The loathsome Melanie Phillips takes advantage of the tragic death of Banaz Mahmod to engage in yet more baiting of Muslims:

“The elephant in the room here – as so often – is that ‘honour killings’ are largely a Muslim phenomenon…. honour killings, the need to avenge the shame caused by a loss of honour, are rooted in values intrinsic to the way of life of many Muslims…. Much hot air is expended on how to integrate British Muslims into British society. But look what happens when the women try to do just that. Some of them end up murdered…. It’s quite simple. Integration can lead to murder because of the concepts of honour and shame embedded in Muslim culture…. Britain’s multicultural orthodoxy does not protect women like Banaz Mahmod. It signs their death warrant.”

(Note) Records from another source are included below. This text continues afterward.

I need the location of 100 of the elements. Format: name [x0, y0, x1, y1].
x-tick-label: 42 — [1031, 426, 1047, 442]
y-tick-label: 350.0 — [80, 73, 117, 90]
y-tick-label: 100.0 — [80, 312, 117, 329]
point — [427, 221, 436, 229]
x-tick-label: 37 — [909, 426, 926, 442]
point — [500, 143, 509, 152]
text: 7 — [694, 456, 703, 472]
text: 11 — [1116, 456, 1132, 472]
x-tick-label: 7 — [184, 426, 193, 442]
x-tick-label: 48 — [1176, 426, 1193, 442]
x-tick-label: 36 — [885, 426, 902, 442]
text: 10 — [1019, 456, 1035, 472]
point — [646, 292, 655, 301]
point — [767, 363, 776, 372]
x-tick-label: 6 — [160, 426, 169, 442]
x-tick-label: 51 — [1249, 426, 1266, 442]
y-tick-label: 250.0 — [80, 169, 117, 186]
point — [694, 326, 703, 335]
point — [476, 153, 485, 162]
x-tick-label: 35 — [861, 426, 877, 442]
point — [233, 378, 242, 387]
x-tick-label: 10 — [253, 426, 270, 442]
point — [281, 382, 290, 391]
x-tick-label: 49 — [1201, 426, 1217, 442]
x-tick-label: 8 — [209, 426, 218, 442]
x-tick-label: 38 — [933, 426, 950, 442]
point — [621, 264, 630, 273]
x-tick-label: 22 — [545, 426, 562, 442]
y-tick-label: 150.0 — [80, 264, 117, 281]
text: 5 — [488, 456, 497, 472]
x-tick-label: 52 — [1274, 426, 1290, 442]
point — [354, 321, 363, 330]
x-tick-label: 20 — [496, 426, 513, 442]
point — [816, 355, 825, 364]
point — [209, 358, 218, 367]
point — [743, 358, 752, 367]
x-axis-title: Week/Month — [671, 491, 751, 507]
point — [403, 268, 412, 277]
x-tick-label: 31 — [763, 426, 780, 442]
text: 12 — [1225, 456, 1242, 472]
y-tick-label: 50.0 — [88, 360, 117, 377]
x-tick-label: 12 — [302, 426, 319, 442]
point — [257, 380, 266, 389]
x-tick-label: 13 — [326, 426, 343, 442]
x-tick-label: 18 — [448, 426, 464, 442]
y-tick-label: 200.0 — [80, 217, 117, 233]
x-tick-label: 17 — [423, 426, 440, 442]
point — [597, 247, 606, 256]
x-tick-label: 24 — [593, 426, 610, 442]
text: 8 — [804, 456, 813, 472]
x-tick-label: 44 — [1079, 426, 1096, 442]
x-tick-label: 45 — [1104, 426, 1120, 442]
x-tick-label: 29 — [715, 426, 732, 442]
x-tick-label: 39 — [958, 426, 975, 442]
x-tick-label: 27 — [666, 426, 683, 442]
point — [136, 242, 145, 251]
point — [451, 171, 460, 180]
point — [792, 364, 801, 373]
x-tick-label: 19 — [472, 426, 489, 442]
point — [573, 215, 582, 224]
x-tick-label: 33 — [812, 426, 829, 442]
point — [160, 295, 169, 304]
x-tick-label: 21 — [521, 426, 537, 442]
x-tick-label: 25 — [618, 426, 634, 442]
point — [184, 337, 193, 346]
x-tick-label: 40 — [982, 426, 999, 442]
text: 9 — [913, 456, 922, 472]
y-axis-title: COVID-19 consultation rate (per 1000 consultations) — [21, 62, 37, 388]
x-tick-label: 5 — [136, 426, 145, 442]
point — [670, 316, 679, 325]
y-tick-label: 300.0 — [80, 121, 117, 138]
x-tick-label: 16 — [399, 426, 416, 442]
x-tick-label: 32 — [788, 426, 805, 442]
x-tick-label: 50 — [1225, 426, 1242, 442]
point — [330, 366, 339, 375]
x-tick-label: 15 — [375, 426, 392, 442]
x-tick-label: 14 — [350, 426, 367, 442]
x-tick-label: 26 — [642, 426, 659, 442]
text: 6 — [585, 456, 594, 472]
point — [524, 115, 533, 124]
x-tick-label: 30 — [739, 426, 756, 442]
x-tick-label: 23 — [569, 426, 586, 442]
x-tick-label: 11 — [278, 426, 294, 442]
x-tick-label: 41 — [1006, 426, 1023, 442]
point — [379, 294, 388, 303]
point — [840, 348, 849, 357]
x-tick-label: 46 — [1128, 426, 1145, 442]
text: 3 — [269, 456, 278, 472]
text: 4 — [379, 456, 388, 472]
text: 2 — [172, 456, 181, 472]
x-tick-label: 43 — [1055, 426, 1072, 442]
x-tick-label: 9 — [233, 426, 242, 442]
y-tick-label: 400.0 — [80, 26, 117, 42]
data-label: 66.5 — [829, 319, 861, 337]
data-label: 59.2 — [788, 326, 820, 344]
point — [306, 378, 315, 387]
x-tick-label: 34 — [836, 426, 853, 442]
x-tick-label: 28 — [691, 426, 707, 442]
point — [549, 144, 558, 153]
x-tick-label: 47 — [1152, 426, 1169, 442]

Melanie Phillips’s Diary, 12 June 2007

Cf. the Times, 13 June 2007

Pro-hijab rally in Brussels

Residents in the Belgian capital have gathered to demonstrate their support of Islamic hijab as a freedom of choice for Muslim European women. Demonstrators took part in protests in Brussels Saturday against a decision by several school authorities to ban hijab, the Al Alam news channel reported.

Among the protestors were members of Islamic organizations, independent human rights groups and Muslim students. The demonstrators condemned what they said is an anti-Islam stance taken by officials in Belgium and supported the right of Muslims to freely practice the customs of their religion.

Press TV, 10 June 2007

Muslim girl’s headscarf airbrushed

A Muslim schoolgirl’s traditional headscarf was airbrushed from a class photograph, a parliamentary inquiry has heard. A state parliamentary inquiry into dress codes and school uniforms yesterday heard several Muslim students had been discriminated against because of their dress.

Islamic Council of Victoria executive committee member Sherene Hassan said the student wore her hijab in a class photograph, but it was airbrushed so it would not stand out. “You can imagine that was quite demoralising,” Ms Hassan said. Ms Hassan also told the inquiry one Victorian student was told she would not be admitted to school if she wore her hijab. “That individual was so keen to attend that school she decided not to wear her headscarf,” she said. While the majority of schools supported students who wore the headgear, some teachers needed more understanding of Islam, she said.